“Music Therapy & Wellness at Home”
By Ricardo Hurtado, ETM-LA Teacher & Music Therapy Specialist
Music has always existed in every society in the world; it’s always been part of humans. I love when I see kids connect back to their nature because it’s part of our human nature. When they connect and understand that they can create music, their self-esteem starts growing as well as their sense of identity and belonging. They are also developing social and communication skills. Those are all amazing parts of being a music teacher.
I immediately fell in love with the way ETM-LA has connected with the public system and how they deliver services to the schools; the program that they offer is amazing. I’m very fortunate to be part of it.
There has always been in me another part, the scientist part. I think I got it from my Dad, who was a neurologist. Since I was a little kid, I have been fascinated with anatomy and medicine. I would always tell my father, “When I grow up, I want to be a doctor just like you.” I also started learning guitar from my siblings. So I wanted to find a way to combine both passions — music and medicine.
After about ten years of teaching, my wife told me about this relatively new discipline starting in colleges: music therapy. We were living in Georgia at the time, and there were only two universities in the whole state offering it. Knowing that it’s exactly what I wanted to do, I immediately pursued it and took classes at the University of Georgia.
During these challenging times, music therapy is especially important. One of the aspects of this pandemic that affects the human brain is the feeling of being isolated; it can start raising anxiety and stress levels because people become worried. Fortunately, music therapy doesn’t require much in order to benefit from it. For instance, you can reduce anxiety by simply meditating with music. Progressive muscle relaxation is another method of focusing on breathing and relaxing. We use music in these exercises to achieve a slower heartbeat rate and lower levels of blood pressure and anxiety.
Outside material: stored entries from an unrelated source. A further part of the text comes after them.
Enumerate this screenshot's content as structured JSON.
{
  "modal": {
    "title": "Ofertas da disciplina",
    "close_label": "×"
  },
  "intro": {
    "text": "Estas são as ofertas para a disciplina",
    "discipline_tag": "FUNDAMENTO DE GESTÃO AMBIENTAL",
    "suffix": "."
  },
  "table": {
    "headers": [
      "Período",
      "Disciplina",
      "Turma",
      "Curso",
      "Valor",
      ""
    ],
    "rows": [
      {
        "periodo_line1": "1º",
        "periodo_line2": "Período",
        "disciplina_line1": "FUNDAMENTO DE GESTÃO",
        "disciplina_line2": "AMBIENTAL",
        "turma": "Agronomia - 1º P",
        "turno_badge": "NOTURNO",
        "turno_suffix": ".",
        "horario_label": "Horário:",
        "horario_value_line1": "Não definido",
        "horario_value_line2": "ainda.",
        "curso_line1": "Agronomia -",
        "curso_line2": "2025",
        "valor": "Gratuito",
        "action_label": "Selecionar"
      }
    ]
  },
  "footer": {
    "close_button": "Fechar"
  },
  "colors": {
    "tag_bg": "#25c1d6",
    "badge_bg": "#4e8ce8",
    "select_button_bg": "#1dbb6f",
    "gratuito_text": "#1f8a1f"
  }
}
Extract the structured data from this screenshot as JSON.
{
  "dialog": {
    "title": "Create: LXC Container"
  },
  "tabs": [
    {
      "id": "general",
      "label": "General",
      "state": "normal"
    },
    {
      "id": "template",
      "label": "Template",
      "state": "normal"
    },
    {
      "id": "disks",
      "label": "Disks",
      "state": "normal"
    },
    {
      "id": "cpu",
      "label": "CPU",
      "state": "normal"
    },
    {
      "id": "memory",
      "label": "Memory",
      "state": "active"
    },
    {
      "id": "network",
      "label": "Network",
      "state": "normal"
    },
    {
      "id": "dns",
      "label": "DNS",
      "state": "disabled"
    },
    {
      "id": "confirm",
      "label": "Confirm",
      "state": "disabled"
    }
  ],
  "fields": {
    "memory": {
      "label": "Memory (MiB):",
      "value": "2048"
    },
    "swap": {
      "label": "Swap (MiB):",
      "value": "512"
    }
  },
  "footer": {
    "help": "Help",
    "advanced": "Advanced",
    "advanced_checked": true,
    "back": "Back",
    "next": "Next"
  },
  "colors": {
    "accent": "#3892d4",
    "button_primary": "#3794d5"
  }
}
I would recommend a few wellness strategies as everyone stays Safer at Home. Focus on the positive. I call it a “Six-Second Rule”; don’t let any negative thoughts mingle within your mind for more than six seconds, since it’s just going to create more anxiety. There is bad anxiety, but there is also good anxiety — it helps us deal with stress and adjust to changes in our lives, whether they’re positive or negative. Eating healthy and exercising is also very important.
I’m still adjusting to this new normal and to teaching classes virtually, but I think it’s a great challenge because it has taught me about many software programs and other virtual learning resources. It has challenged me to find creative ways of engaging with my students even further, so they can receive a good education and have an outlet to enjoy life a little bit in this time of uncertainty.